Summary: The field of intracellular protein delivery is still a relatively young area of research and further advancements in this field will require the integration of chemistry, materials science, formulation science, nanomedicine, and biomedical engineering.

Usage: Saporin was referenced as a molecule with the advantage of being able to block the synthesis of proteins in cells.

Related Products: Saporin (Cat. #PR-01)

Holborough-Kerkvliet MD, Kroos S, van de Wetering R, Toes REM (2023) Addressing the key issue: Antigen-specific targeting of B cells in autoimmune diseases. Immunol Lett 259:37-45. doi: 10.1016/j.imlet.2023.05.005 PMID: 37209914

Objective: Using cyclic citrullinated peptide (CCP) conjugated to CNBz and saporin to eliminate autoreactive B cells, as a treatment for rheumatoid arthritis (RA).

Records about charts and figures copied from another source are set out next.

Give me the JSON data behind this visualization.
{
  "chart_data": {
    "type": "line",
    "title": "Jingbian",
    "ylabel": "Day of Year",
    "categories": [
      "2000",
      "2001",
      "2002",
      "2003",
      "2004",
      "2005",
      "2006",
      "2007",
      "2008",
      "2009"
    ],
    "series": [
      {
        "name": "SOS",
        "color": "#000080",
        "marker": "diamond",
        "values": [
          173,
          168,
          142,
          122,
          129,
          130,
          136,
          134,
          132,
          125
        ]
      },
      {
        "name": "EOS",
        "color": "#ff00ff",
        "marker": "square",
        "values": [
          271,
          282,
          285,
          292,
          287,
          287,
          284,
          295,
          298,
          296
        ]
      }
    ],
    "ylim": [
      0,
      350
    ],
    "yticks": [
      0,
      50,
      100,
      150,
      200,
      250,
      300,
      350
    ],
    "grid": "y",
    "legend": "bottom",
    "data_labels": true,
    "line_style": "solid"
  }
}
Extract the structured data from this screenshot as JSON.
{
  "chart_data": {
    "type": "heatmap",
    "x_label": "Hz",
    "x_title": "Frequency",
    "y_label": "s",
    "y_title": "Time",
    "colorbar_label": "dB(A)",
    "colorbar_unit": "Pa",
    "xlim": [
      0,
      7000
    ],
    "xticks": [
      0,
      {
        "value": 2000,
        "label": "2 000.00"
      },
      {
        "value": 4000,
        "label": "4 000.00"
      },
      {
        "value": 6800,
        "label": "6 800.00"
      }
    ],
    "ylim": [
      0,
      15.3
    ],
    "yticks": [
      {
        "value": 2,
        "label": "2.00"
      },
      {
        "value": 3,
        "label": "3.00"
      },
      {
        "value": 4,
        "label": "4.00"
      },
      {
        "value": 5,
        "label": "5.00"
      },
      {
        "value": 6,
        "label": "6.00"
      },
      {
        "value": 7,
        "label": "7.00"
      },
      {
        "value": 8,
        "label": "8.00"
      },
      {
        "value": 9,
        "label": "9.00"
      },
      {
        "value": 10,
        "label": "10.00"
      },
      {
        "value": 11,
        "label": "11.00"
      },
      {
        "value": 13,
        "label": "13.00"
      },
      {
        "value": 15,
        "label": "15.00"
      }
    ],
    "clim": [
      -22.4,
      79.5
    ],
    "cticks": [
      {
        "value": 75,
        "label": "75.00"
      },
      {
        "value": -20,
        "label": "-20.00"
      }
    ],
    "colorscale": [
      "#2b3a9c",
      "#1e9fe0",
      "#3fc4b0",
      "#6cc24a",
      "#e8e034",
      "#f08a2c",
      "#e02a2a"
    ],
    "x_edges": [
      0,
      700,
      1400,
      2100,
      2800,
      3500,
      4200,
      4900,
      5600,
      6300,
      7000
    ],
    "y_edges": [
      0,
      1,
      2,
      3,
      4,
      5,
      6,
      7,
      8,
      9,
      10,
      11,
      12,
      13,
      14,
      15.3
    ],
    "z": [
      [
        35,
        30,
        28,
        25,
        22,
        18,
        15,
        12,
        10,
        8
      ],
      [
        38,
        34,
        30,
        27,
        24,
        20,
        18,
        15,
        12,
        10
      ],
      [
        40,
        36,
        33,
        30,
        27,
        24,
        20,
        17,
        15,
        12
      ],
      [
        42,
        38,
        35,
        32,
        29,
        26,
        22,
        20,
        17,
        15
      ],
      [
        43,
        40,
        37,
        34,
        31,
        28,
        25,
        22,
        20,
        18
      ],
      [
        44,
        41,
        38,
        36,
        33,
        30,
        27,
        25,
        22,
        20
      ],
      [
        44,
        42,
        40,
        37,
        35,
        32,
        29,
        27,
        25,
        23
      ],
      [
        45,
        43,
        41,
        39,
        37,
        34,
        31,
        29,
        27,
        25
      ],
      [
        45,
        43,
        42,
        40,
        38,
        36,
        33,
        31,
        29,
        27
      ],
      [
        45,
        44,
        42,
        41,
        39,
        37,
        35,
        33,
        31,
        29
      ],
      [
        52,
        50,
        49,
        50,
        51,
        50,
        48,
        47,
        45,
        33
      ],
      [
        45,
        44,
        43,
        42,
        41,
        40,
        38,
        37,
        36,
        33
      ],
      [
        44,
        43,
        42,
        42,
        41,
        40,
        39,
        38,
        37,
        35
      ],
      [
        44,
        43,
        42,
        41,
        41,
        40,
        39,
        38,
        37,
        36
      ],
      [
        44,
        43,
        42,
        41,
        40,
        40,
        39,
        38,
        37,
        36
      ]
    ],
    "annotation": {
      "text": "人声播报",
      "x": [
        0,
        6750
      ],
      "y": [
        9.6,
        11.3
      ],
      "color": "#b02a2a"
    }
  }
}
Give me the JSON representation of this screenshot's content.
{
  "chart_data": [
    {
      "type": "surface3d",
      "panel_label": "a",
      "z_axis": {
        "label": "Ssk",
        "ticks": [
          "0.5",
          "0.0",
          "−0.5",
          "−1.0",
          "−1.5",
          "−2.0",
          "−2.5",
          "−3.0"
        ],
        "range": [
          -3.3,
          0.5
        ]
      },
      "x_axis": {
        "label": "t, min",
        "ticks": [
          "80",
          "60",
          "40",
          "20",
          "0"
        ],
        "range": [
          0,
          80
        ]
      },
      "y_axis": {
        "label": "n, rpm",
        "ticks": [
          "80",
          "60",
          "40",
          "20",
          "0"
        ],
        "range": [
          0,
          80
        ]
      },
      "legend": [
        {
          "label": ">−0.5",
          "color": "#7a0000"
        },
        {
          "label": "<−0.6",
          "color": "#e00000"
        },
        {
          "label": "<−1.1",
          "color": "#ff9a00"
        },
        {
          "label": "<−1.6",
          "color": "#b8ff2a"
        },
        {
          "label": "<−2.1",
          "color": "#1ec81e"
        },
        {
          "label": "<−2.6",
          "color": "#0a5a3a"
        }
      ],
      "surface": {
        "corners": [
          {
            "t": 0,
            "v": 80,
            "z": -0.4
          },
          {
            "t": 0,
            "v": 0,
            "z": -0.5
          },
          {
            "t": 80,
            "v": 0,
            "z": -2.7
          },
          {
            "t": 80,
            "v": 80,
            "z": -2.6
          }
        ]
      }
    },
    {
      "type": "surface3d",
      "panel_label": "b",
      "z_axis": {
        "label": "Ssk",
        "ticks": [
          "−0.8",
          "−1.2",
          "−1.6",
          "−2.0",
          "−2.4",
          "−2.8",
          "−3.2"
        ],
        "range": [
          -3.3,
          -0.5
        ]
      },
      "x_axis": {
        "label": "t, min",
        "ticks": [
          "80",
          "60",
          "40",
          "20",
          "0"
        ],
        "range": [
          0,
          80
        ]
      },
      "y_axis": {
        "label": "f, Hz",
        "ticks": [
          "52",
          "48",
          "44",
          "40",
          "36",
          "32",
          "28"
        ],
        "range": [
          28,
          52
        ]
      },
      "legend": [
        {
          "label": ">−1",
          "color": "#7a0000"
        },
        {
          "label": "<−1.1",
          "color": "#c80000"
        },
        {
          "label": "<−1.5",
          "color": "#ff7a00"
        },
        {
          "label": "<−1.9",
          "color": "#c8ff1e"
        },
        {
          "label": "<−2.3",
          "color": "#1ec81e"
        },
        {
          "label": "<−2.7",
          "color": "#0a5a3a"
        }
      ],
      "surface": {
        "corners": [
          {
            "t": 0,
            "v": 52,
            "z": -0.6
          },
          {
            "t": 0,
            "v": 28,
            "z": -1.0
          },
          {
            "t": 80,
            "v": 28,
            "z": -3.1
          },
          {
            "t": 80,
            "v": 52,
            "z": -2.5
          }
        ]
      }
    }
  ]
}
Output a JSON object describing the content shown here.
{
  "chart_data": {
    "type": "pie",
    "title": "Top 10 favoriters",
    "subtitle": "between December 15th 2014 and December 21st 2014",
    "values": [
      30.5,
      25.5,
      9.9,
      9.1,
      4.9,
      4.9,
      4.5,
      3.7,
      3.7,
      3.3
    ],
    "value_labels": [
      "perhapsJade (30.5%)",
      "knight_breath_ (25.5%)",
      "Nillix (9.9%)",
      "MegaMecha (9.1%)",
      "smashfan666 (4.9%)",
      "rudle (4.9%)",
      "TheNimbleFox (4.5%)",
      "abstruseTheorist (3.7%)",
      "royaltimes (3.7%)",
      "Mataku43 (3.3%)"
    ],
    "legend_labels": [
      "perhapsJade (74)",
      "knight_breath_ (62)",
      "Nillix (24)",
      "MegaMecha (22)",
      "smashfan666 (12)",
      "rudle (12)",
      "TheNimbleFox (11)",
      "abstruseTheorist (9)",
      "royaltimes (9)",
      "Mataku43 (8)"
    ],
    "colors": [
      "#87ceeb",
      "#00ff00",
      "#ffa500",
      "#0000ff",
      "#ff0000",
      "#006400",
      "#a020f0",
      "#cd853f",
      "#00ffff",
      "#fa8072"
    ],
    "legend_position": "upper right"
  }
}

Summary: Joint damage in the body creates cyclic citrullinated peptide (CCP) which is a marker of Rheumatoid arthritis (RA). The CCP active site that autoantibodies target is blocked with CNBz and the whole complex is conjugated with saporin allowing cytotoxicity directed towards autoreactive B cells, a damaging element of RA, without being reactive with CCP-targeted autoantibodies.

Related Products: Saporin (Cat. #PR-01)

See Also:

• Lelieveldt LPWM et al. Sequential prodrug strategy to target and eliminate ACPA-selective autoreactive B cells. Mol Pharm 15(12):5565-5573, 2018.